It should be understood that, in various embodiments of the present application, the sequence numbers of the above-mentioned processes do not mean the execution sequence, some or all of the steps may be executed in parallel or executed sequentially, and the execution sequence of each process should be determined by its function and inherent logic, and should not constitute any limitation to the implementation process of the embodiments of the present application.
The terminology used in the embodiments of the present application is for the purpose of describing particular embodiments only and is not intended to be limiting of the application. As used in the examples of this application and the appended claims, the singular forms "a", "an", and "the" are intended to include the plural forms as well, unless the context clearly indicates otherwise.
The weight of the related components mentioned in the description of the embodiments of the present application may not only refer to the specific content of each component, but also represent the proportional relationship of the weight among the components, and therefore, the content of the related components is scaled up or down within the scope disclosed in the description of the embodiments of the present application as long as it is scaled up or down according to the description of the embodiments of the present application. Specifically, the mass described in the specification of the examples of the present application may be a mass unit known in the chemical field such as μ g, mg, g, kg, etc.
The term "LED" is an abbreviation for "light-emitting diode", representing a light-emitting diode;
the term "QLED" is an abbreviation for "Quantum Dot Light Emitting Diodes," which means a Quantum Dot Light Emitting diode;
the term "OLED" is an abbreviation of "organic light-Emitting Diode"), also known as organic electroluminescent display, organic light-Emitting Diode.

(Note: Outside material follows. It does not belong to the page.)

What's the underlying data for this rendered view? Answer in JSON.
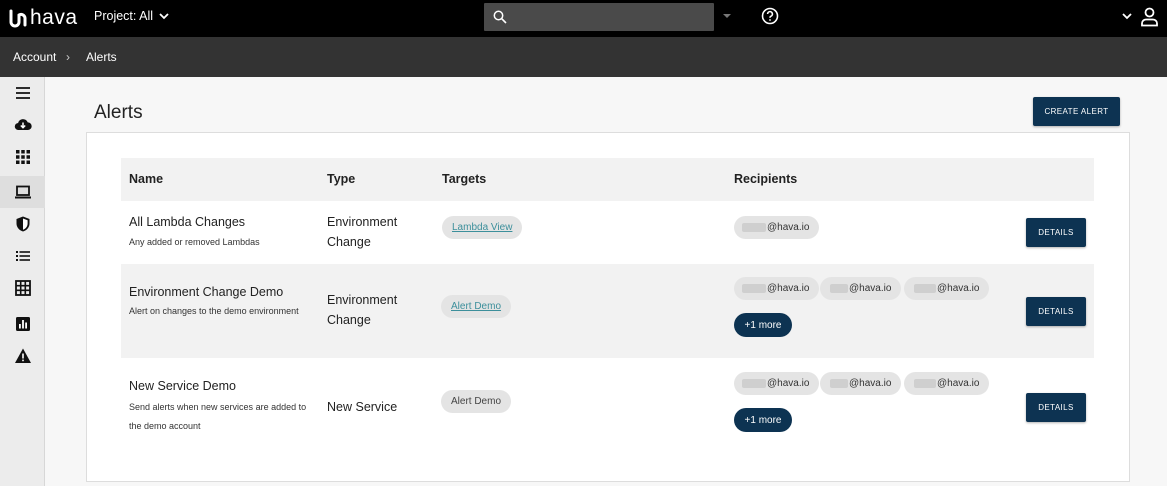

The simplest QLED device consists of a cathode, an electron transport layer, a quantum dot layer, a hole transport layer, and an anode. In the QLED device, a quantum dot film is clamped in the middle of a charge transport layer, when forward bias is applied to two ends of the QLED device, electrons and holes enter a quantum dot light-emitting layer through the electron transport layer and a hole transport layer respectively, and the electrons and the holes are recombined in quantum dots to emit light. And when the quantum dots are hit by light, they can emit light of their own color. The quantum dots excited by light cooperate with the light emitting diode of quantum dots to produce composite light, such as white light. In view of this, it is preferable that,
as shown in fig. 1, a first aspect of the embodiments of the present application provides a quantum dot device, which includes an anode 1 and a cathode 6 that are oppositely disposed, a blue quantum dot light emitting layer 4 disposed between the anode 1 and the cathode 6, and an electron transport layer 5 disposed between the cathode 6 and the blue quantum dot light emitting layer 4; wherein the electron transport material constituting the electron transport layer 5 includes: red light quantum dot material, green light quantum dot material and inorganic electron transport material.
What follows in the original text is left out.